The first judgment against Karadzic of the Hague International Tribunal for the former Yugoslavia (ICTY) took place in 2016 and marked two very important milestones. Both have been confirmed in the second judgement, which became known on Wednesday. The first is that he considered Karadzic guilty of crimes committed against the Muslim and Croatian population at the same level as the military commander, Ratko Mladic, who executed them. In fact, the appeal raises Karadzic’s sentence for genocide, crimes against humanity and war crimes to life imprisonment, which was imposed on Mladic in 2017.
“The figure being used is ‘joint criminal enterprise’. From the first sentence, this topic began to be introduced: the relationship between intellectual authorship and material authorship, such as the criminal association of Spanish law,” explains Judge De Prada. “Not only those who materially execute the acts respond, but also the intellectual authors. It is a figure that is used when judging drug trafficking or terrorist organizations, because otherwise it would be impossible to impute the bosses.
But the first sentence against Karadzic became historic because it confirmed that in Europe, at the end of the 20th century, with the presence of international troops, what many jurists consider to be the worst possible crime was committed: genocide. It is a concept coined by the Pole Raphaël Lemkin after the Second World War, when he needed to build a new word to describe the Shoah. It appears in international law since 1948 as “the attempt to exterminate in whole or in part a national, ethnic or racial group” and did not even apply to the Nazi hierarchies in Nuremberg because it was not yet in force. There are very few genocides recognized by international law and what Serbian radicals did to Muslims in Bosnia became one.
This is a crime that is extremely difficult to prove because the will to exterminate must be demonstrated by evidence and testimony, that is, not only that massive crimes have been committed, but that the aim of these crimes is the attempt to exterminate the members of a group solely because they were born in it. In Karadzic’s first judgment the court considered this to have happened, but only in the Srebrenica massacre, when in July 1995, at the end of the war, 8,000 Muslim males were exterminated in this Bosnian city in a massacre designed and executed by Karadzic and Mladic.
The ICTY considered that war crimes and crimes against humanity had occurred in the rest of the country, that thousands of Muslims had been expelled by terror, that mass rape and internment in concentration camps had occurred, but the genocidal purpose had not been demonstrated. In his own vote, José Ricardo de Prada considers that this is a missed opportunity for international justice to widen the perimeter in which the crime of genocide is applied.

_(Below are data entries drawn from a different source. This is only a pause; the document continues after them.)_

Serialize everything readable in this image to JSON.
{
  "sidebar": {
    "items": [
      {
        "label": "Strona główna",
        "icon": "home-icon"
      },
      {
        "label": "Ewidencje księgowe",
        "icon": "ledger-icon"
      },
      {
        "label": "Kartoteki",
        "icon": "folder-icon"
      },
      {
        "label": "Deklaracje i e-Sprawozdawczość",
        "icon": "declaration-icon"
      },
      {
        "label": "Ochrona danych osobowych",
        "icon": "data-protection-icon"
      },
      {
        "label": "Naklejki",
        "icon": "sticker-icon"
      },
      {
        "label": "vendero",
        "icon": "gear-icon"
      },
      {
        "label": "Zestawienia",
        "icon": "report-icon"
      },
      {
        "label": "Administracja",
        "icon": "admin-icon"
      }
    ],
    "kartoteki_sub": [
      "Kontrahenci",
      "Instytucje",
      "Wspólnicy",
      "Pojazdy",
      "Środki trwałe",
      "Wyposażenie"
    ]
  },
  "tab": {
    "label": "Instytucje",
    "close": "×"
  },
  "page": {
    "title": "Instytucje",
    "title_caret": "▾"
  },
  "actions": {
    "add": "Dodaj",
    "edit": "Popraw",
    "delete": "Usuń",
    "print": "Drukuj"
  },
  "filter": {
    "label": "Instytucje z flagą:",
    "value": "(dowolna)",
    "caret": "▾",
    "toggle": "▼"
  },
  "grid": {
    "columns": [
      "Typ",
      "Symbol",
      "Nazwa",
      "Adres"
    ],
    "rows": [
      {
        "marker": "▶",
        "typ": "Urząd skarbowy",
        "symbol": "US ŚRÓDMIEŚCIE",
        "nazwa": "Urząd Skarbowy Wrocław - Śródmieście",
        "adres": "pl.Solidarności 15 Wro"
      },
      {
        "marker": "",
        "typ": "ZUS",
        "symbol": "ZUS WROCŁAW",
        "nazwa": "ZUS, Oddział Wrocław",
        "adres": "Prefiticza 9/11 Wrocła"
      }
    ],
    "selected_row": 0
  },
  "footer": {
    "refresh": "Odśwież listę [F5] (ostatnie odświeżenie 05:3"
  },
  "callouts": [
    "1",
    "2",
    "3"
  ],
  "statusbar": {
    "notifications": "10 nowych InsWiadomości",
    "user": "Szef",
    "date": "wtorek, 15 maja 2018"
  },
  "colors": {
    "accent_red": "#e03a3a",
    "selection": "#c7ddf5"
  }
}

“In Srebrenica it is very clear, because it is demonstrated that Karadzic had punctual information and a very specific knowledge”, explains the Spanish judge. In his own vote, he defends that a definition of genocide based solely on the concept of “intent” makes no sense and that it should be based on something much more objective, in this case in the crimes against Muslims and Croats, persecuted only for the fact of being so. “The concept of genocide does not extend to other places where ethnic cleansing has taken place as part of a plan to terrorise civil society. This is only achieved through genocidal acts, but the court considers that there is reasonable doubt in demonstrating the intent of total extermination. The concept of genocide has been shielded to the point that it is almost impossible to prove. It is a very important, historic judgement that establishes the truth about what happened in Bosnia. But I think it falls short.